The precious metal also doesn't offer any “reliable downside protection.”
“Don't listen to what people say, watch what they do”
Not acknowledging the best investment of the last decade which is also outperforming most of the asset classes in 2020 so far doesn't seem like a good call from the bank.
But it’s not like the bank is right all the time. Earlier this year, its analysts called for a $150-$200 price target for oil while it went down below zero last month.
Not to forget that, in mid-2017, the bank saw big declines in part due to bad market calls from its strategists.

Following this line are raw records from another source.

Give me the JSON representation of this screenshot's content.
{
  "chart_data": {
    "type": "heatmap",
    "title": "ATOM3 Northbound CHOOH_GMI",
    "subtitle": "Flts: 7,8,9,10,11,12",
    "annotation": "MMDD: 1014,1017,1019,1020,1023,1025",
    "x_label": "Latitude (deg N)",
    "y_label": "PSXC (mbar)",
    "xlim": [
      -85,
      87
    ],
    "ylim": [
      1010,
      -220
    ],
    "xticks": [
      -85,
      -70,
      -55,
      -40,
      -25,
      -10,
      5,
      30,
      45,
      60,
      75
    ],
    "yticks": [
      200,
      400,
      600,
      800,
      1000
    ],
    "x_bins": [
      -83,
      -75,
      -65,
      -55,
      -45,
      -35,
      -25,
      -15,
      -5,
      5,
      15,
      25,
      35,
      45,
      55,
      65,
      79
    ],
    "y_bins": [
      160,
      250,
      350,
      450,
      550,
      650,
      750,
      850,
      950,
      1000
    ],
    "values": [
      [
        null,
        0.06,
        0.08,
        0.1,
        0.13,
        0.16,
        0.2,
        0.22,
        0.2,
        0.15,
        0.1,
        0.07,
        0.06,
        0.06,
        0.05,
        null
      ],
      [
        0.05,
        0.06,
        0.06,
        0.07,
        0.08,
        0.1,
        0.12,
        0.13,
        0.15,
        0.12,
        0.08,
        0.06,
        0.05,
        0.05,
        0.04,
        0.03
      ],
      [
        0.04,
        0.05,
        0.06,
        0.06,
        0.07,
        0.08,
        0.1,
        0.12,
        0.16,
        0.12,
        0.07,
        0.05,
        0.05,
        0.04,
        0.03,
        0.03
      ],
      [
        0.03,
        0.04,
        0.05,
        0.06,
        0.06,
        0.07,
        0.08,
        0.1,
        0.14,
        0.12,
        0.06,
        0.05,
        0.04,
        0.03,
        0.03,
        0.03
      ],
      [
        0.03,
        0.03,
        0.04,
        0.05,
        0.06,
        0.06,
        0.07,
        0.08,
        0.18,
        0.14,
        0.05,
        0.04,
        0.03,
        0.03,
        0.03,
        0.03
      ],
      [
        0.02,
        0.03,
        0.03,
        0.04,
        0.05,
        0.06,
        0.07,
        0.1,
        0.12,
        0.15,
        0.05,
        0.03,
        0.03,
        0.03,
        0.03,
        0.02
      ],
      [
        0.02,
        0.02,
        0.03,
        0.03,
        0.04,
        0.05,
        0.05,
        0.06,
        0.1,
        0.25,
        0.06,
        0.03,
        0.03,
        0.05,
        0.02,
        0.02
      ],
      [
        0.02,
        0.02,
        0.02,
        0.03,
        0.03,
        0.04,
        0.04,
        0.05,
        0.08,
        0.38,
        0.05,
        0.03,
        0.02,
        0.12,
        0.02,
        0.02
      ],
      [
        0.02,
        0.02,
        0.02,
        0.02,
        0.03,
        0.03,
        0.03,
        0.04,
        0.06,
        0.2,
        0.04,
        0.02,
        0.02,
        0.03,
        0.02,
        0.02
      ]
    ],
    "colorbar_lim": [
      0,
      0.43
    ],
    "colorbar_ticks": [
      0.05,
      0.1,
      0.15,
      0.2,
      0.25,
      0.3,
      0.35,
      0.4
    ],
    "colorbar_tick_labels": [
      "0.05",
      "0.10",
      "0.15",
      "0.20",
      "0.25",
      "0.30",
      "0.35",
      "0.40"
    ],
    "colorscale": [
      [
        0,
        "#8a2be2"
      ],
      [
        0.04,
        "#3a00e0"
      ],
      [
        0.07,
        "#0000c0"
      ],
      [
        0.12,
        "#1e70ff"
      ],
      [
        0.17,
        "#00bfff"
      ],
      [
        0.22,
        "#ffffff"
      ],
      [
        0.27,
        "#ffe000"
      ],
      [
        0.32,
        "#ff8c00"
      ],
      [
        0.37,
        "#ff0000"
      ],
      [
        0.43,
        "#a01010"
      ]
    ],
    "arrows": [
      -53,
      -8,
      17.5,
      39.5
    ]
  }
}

The crypto community certainly didn't take it lightly, given that Goldman didn’t even take its time to at least make well-informed and good criticism.
“It’s not that it’s a “bad call” – it’s just naive and lazy. It’s embarrassing,” said Peter Hans of Arca. “There are two types of people in FinServ, those who fear progress and those who embrace it.”
Bank's analysis of #crypto is like the Post office's analysis of email. Ie, they just don't (want to) get it.
— CZ Binance 🔶🔶🔶 (@cz_binance) May 27, 2020
But does it really matter what they say. Jamie Dimon, the CEO of JPMorgan has been calling BTC a “fraud” only to turn around and profess his love for the technology and just this month the bank opened its services for bitcoin exchanges Coinbase and Gemini.
As such, the only take from all of this is, “'Don't listen to what people say, watch what they do.”